Accompagné de toute une équipe pluridisciplinaire de chercheurs et chercheuses, Antoine Browaeys cofonde en 2019 la start-up Pasqal avec Georges-Olivier Reymond. Financée notamment par le ministère des Armées, Pasqal affiche un double objectif : améliorer techniquement le simulateur quantique, avec l’ambition de le rendre transportable, et proposer des applications dans la vie quotidienne, comme la résolution de problèmes logistiques. La start-up accompagne par exemple l’entreprise EDF sur des problématiques d’optimisation de la recharge de flottes de véhicules électriques : « Prenons une ville, qui dispose d’une flotte de voitures électriques mais de peu de bornes de chargement. L’optimisation sera d’avoir toujours un nombre minimum de voitures pour répondre aux besoins. C’est un problème ultra complexe qu’un ordinateur classique ne peut pas résoudre. Jusqu’à présent, nous utilisions des méthodes heuristiques qui s’apparentaient davantage à du "feeling". L’ambition de notre plateforme est de trouver la solution optimale », résume Antoine Browaeys. 

 

L’ordinateur quantique dans un futur proche ? 

Selon Antoine Browaeys, la course vers l’ordinateur quantique demeure une finalité à très long terme. Les recherches et les applications actuelles sont plutôt des simulations simplifiées de réalités quantiques complexes. Ces simulations débouchent tout de même sur des calculs plus importants que ce qu’autorise un ordinateur classique.

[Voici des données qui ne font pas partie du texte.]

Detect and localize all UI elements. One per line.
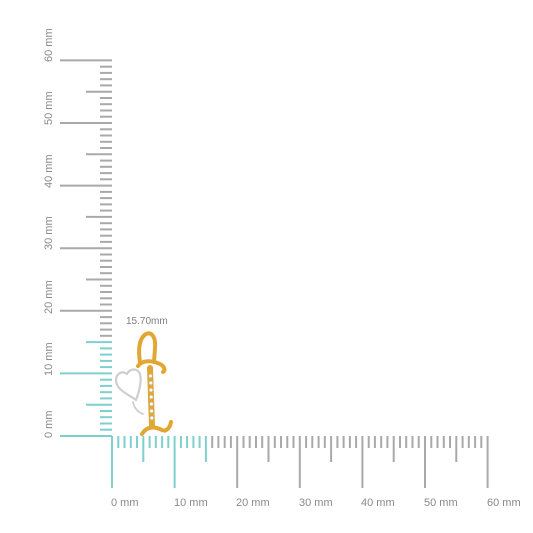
v-label-50: 50 mm xyxy=(43,91,55,125)
h-label-0: 0 mm xyxy=(111,497,139,509)
v-label-30: 30 mm xyxy=(43,216,55,250)
width-measurement-label: 15.70mm xyxy=(126,316,168,327)
h-label-30: 30 mm xyxy=(299,497,333,509)
h-label-10: 10 mm xyxy=(174,497,208,509)
h-label-20: 20 mm xyxy=(236,497,270,509)
letter-bottom-swoosh xyxy=(140,420,173,436)
h-label-60: 60 mm xyxy=(487,497,521,509)
h-label-40: 40 mm xyxy=(361,497,395,509)
v-label-0: 0 mm xyxy=(43,411,55,439)
horizontal-ruler-labels: 0 mm 10 mm 20 mm 30 mm 40 mm 50 mm 60 mm xyxy=(111,497,521,509)
horizontal-ruler xyxy=(111,436,489,488)
letter-i-heart-pendant-icon xyxy=(114,331,173,436)
letter-top-curl xyxy=(136,359,167,374)
vertical-ruler xyxy=(60,59,112,437)
vertical-ruler-labels: 0 mm 10 mm 20 mm 30 mm 40 mm 50 mm 60 mm xyxy=(43,28,55,438)
v-label-40: 40 mm xyxy=(43,154,55,188)
heart-outline xyxy=(114,368,142,402)
stem-stones xyxy=(148,373,154,421)
v-label-60: 60 mm xyxy=(43,28,55,62)
h-label-50: 50 mm xyxy=(424,497,458,509)
pendant-bail xyxy=(137,331,158,364)
heart-tail xyxy=(132,401,144,415)
v-label-10: 10 mm xyxy=(43,342,55,376)
v-label-20: 20 mm xyxy=(43,280,55,314)
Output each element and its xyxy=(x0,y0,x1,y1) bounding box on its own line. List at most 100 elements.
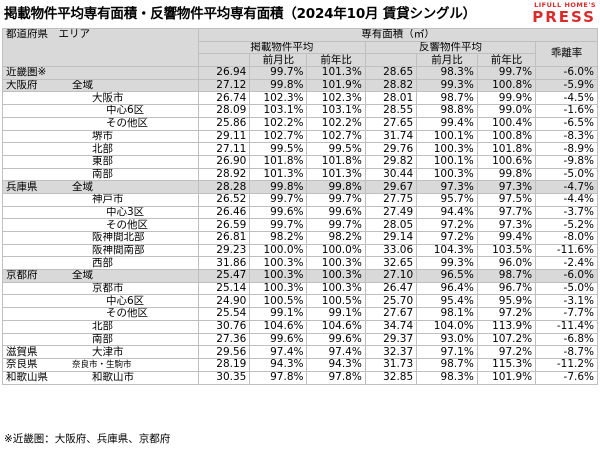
response-avg-cell: 29.37 xyxy=(364,332,418,347)
listing-mom-cell: 101.8% xyxy=(249,154,308,169)
divergence-cell: -7.6% xyxy=(535,370,598,385)
logo-main-text: PRESS xyxy=(532,8,596,26)
listing-avg-cell: 25.54 xyxy=(197,307,251,321)
table-row: 阪神間南部 29.23 100.0% 100.0% 33.06 104.3% 103.5% -… xyxy=(2,243,598,258)
response-avg-cell: 29.14 xyxy=(364,231,418,245)
response-yoy-cell: 97.7% xyxy=(476,205,537,220)
listing-avg-cell: 26.81 xyxy=(197,231,251,245)
region-cell: 神戸市 xyxy=(2,192,199,207)
header-region: 都道府県 エリア xyxy=(2,27,199,68)
header-listing-yoy: 前年比 xyxy=(306,53,366,68)
listing-yoy-cell: 104.6% xyxy=(306,319,366,334)
table-row: 南部 28.92 101.3% 101.3% 30.44 100.3% 99.8% -5.0% xyxy=(2,167,598,182)
area-label: 北部 xyxy=(92,142,113,155)
divergence-cell: -4.5% xyxy=(535,91,598,106)
listing-avg-cell: 28.28 xyxy=(197,180,251,194)
listing-avg-cell: 30.76 xyxy=(197,319,251,334)
response-mom-cell: 94.4% xyxy=(416,205,478,220)
area-label: 中心6区 xyxy=(106,294,145,307)
table-row: その他区 25.54 99.1% 99.1% 27.67 98.1% 97.2% -7.7% xyxy=(2,307,598,321)
listing-mom-cell: 100.5% xyxy=(249,294,308,309)
response-yoy-cell: 99.7% xyxy=(476,66,537,80)
response-yoy-cell: 99.9% xyxy=(476,91,537,106)
response-yoy-cell: 97.2% xyxy=(476,307,537,321)
listing-mom-cell: 103.1% xyxy=(249,104,308,118)
listing-mom-cell: 100.0% xyxy=(249,243,308,258)
table-row: その他区 25.86 102.2% 102.2% 27.65 99.4% 100.4% -6.… xyxy=(2,116,598,131)
region-cell: 奈良県 奈良市・生駒市 xyxy=(2,357,199,372)
response-mom-cell: 100.1% xyxy=(416,129,478,144)
listing-yoy-cell: 101.3% xyxy=(306,66,366,80)
region-cell: 東部 xyxy=(2,154,199,169)
listing-mom-cell: 102.2% xyxy=(249,116,308,131)
header-response: 反響物件平均 xyxy=(364,40,537,55)
listing-mom-cell: 102.3% xyxy=(249,91,308,106)
divergence-cell: -9.8% xyxy=(535,154,598,169)
listing-mom-cell: 101.3% xyxy=(249,167,308,182)
footnote: ※近畿圏：大阪府、兵庫県、京都府 xyxy=(4,433,171,445)
header-response-mom: 前月比 xyxy=(416,53,478,68)
region-cell: 兵庫県 全域 xyxy=(2,180,199,194)
divergence-cell: -8.9% xyxy=(535,142,598,156)
region-cell: 滋賀県 大津市 xyxy=(2,345,199,359)
response-avg-cell: 28.05 xyxy=(364,218,418,232)
response-avg-cell: 28.65 xyxy=(364,66,418,80)
header-listing-mom: 前月比 xyxy=(249,53,308,68)
listing-mom-cell: 97.4% xyxy=(249,345,308,359)
listing-avg-cell: 29.23 xyxy=(197,243,251,258)
region-cell: 北部 xyxy=(2,142,199,156)
table-row: 京都府 全域 25.47 100.3% 100.3% 27.10 96.5% 98.7% -6.… xyxy=(2,269,598,283)
table-row: 東部 26.90 101.8% 101.8% 29.82 100.1% 100.6% -9.8… xyxy=(2,154,598,169)
response-yoy-cell: 100.4% xyxy=(476,116,537,131)
table-row: 中心3区 26.46 99.6% 99.6% 27.49 94.4% 97.7% -3.7% xyxy=(2,205,598,220)
prefecture-label: 滋賀県 xyxy=(6,345,38,358)
area-label: 全域 xyxy=(72,269,93,282)
listing-yoy-cell: 99.6% xyxy=(306,205,366,220)
response-mom-cell: 99.3% xyxy=(416,78,478,93)
region-cell: 阪神間南部 xyxy=(2,243,199,258)
area-label: 大津市 xyxy=(92,345,124,358)
listing-avg-cell: 27.12 xyxy=(197,78,251,93)
table-row: 堺市 29.11 102.7% 102.7% 31.74 100.1% 100.8% -8.3… xyxy=(2,129,598,144)
region-cell: その他区 xyxy=(2,307,199,321)
response-mom-cell: 93.0% xyxy=(416,332,478,347)
listing-yoy-cell: 97.8% xyxy=(306,370,366,385)
response-mom-cell: 97.3% xyxy=(416,180,478,194)
listing-yoy-cell: 99.1% xyxy=(306,307,366,321)
response-mom-cell: 98.8% xyxy=(416,104,478,118)
divergence-cell: -6.0% xyxy=(535,269,598,283)
listing-avg-cell: 29.11 xyxy=(197,129,251,144)
area-label: 和歌山市 xyxy=(92,371,134,384)
response-avg-cell: 28.82 xyxy=(364,78,418,93)
region-cell: 西部 xyxy=(2,256,199,271)
listing-mom-cell: 99.5% xyxy=(249,142,308,156)
divergence-cell: -3.7% xyxy=(535,205,598,220)
area-label: 全域 xyxy=(72,180,93,193)
listing-avg-cell: 25.14 xyxy=(197,281,251,296)
response-avg-cell: 29.82 xyxy=(364,154,418,169)
table-row: 中心6区 24.90 100.5% 100.5% 25.70 95.4% 95.9% -3.1… xyxy=(2,294,598,309)
divergence-cell: -11.6% xyxy=(535,243,598,258)
response-mom-cell: 95.4% xyxy=(416,294,478,309)
area-label: 京都市 xyxy=(92,282,124,295)
divergence-cell: -11.4% xyxy=(535,319,598,334)
divergence-cell: -3.1% xyxy=(535,294,598,309)
table-body: 近畿圏※ 26.94 99.7% 101.3% 28.65 98.3% 99.7% -6.0%… xyxy=(2,66,598,385)
listing-mom-cell: 99.6% xyxy=(249,205,308,220)
table-row: その他区 26.59 99.7% 99.7% 28.05 97.2% 97.3% -5.2% xyxy=(2,218,598,232)
area-label: その他区 xyxy=(106,307,148,320)
response-avg-cell: 32.85 xyxy=(364,370,418,385)
header-listing: 掲載物件平均 xyxy=(198,40,366,55)
listing-mom-cell: 100.3% xyxy=(249,269,308,283)
listing-avg-cell: 26.94 xyxy=(197,66,251,80)
area-label: 東部 xyxy=(92,155,113,168)
divergence-cell: -5.0% xyxy=(535,281,598,296)
divergence-cell: -11.2% xyxy=(535,357,598,372)
table-row: 大阪市 26.74 102.3% 102.3% 28.01 98.7% 99.9% -4.5% xyxy=(2,91,598,106)
listing-avg-cell: 31.86 xyxy=(197,256,251,271)
prefecture-label: 兵庫県 xyxy=(6,180,38,193)
listing-avg-cell: 27.36 xyxy=(197,332,251,347)
listing-avg-cell: 29.56 xyxy=(197,345,251,359)
table-row: 西部 31.86 100.3% 100.3% 32.65 99.3% 96.0% -2.4% xyxy=(2,256,598,271)
listing-mom-cell: 97.8% xyxy=(249,370,308,385)
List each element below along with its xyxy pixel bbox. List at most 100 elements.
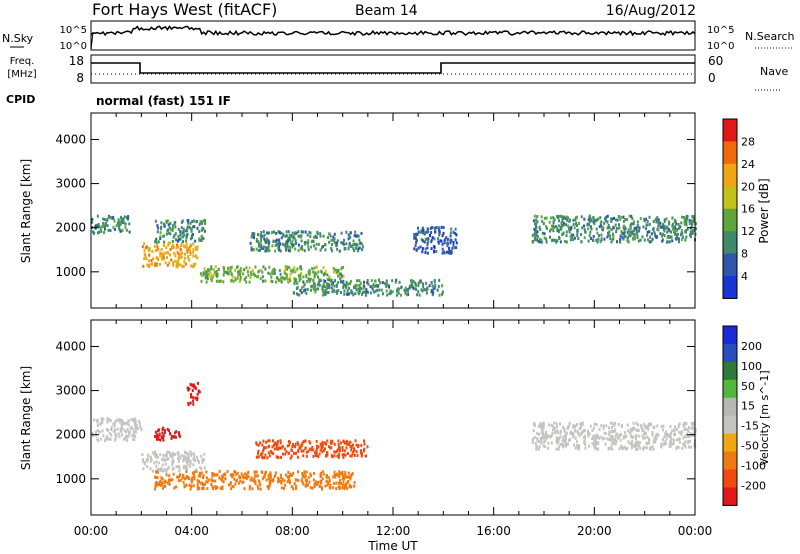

Mais depuis quelques années, la course a pris de la vitesse, car la concurrence internationale s’est accrue : à côté des travaux d’Antoine Browaeys, d’autres proposent d’utiliser des atomes neutres sans état de Rydberg, des ions piégés ou encore des circuits supraconducteurs.

Et même si la quête de l’ordinateur quantique n’aboutit pas, un dernier argument plaide en faveur des plateformes quantiques : « À compétences égales, l’ordinateur quantique a un coût énergétique beaucoup moins important que l’ordinateur classique. Quand celui-ci consomme des dizaines de mégawatts pour résoudre un problème complexe, la machine quantique, elle, consomme des dizaines de kilowatts, soit mille fois moins. Le fait de pouvoir coder plus efficacement l’information favorise cette réduction de l’empreinte environnementale », conclut le chercheur.